Security Officer Career Info
Security officers patrol and protect property and monitor any potential criminal activity. Their specific job duties vary depending on their employer, which might include schools, museums, shopping malls and offices. For example, a security officer may be on his or her feet all day or may sit in a guardhouse. This occupation can be very routine, but it can also turn hazardous quickly. Security officers have the power to detain individuals suspected of criminal activity and in some cases may carry a firearm. They should have quick decision-making skills, as well as observation and communication skills. They should also be physically fit and be able to use first aid kits, fire extinguishers and possibly firearms. In general, security guards in the United States earned a median annual pay of $24,630 in 2015, according to the U.S. Bureau of Labor Statistics.
Take Postsecondary Courses
Most security officer positions don't require postsecondary education. However, some employers look for applicants with higher education. Completing a program in criminal justice or police science may allow a security officer to advance in his or her career to a supervisory position. Associate's and bachelor's degree programs in criminal justice are available at community colleges and 4-year universities. Students in these programs take a variety of courses that cover a broad range of topics. Coursework may include criminology, criminal investigations, victimology, criminal procedures, juvenile justice and cultural anthropology.
Because a security officer is responsible for enforcing rules and deterring criminal activity, it's important that an individual in this job doesn't break the law. Employers look for security officers who have and maintain clean criminal records. Internships or co-ops are offered by some colleges and universities and are opportunities for students in criminal justice programs to gain hands-on experience. Working alongside law enforcement or security professionals can help provide insight into the field and add depth to a student's resume.

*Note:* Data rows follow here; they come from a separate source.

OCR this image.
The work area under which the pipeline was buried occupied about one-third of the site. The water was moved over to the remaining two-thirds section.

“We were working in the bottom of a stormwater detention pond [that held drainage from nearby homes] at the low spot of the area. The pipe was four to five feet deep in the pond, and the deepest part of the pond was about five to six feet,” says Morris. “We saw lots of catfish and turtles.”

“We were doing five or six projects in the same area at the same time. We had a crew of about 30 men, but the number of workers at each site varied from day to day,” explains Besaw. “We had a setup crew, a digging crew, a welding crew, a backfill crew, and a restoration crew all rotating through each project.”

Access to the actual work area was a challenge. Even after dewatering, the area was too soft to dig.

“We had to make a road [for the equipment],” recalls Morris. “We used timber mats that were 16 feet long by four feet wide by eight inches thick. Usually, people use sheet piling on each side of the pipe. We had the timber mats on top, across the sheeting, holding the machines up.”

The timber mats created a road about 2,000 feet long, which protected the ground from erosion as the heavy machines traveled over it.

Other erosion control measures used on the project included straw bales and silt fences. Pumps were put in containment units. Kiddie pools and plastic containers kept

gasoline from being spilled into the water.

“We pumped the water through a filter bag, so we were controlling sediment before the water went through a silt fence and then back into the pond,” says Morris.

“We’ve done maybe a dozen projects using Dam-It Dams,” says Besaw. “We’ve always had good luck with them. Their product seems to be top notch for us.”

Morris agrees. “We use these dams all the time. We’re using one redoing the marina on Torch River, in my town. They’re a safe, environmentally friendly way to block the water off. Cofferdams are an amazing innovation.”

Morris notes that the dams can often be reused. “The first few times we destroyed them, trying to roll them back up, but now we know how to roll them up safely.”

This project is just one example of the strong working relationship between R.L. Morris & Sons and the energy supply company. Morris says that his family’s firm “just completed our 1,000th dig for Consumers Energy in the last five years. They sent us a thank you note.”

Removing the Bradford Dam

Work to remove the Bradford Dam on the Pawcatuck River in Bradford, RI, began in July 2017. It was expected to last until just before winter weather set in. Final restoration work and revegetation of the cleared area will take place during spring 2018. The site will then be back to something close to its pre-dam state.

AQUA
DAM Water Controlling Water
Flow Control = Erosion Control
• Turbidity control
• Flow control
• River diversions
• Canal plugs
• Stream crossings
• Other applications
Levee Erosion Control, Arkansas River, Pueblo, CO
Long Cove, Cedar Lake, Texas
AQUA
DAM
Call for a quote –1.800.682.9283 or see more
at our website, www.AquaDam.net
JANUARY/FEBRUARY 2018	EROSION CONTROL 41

Employers want to make sure their security officers have the necessary knowledge to keep both property and people safe. Thus, after they've been hired, security officers typically receive on-the-job training in areas such as crime prevention and emergency procedures. Those hired as armed security guards generally go through weapons training as well.
According to the U.S. Bureau of Labor Statistics, most states require licensure for security officers. Requirements vary but generally include passing drug and background checks, being at least 18 years old and completing classroom instruction in relevant subjects. Security guards who carry handguns must obtain a firearms license through their governmental authority and are subject to comprehensive background checks.
Security officers can earn voluntary certification through ASIS International, a professional organization for security workers. Certification isn't a requirement. However, security guards who hold the designation of Certified Protection Professional may have a competitive edge in the job market. Certification may also help with advancement opportunities. To be eligible for certification, a security officer must have 9 years of experience or a combination of experience and education.
Once again, while security officers might not always be required to have postsecondary education or training, some employers look to hire officers who have some knowledge and understanding of criminal justice or police science. Licensure and certification might be desirable to employers as well.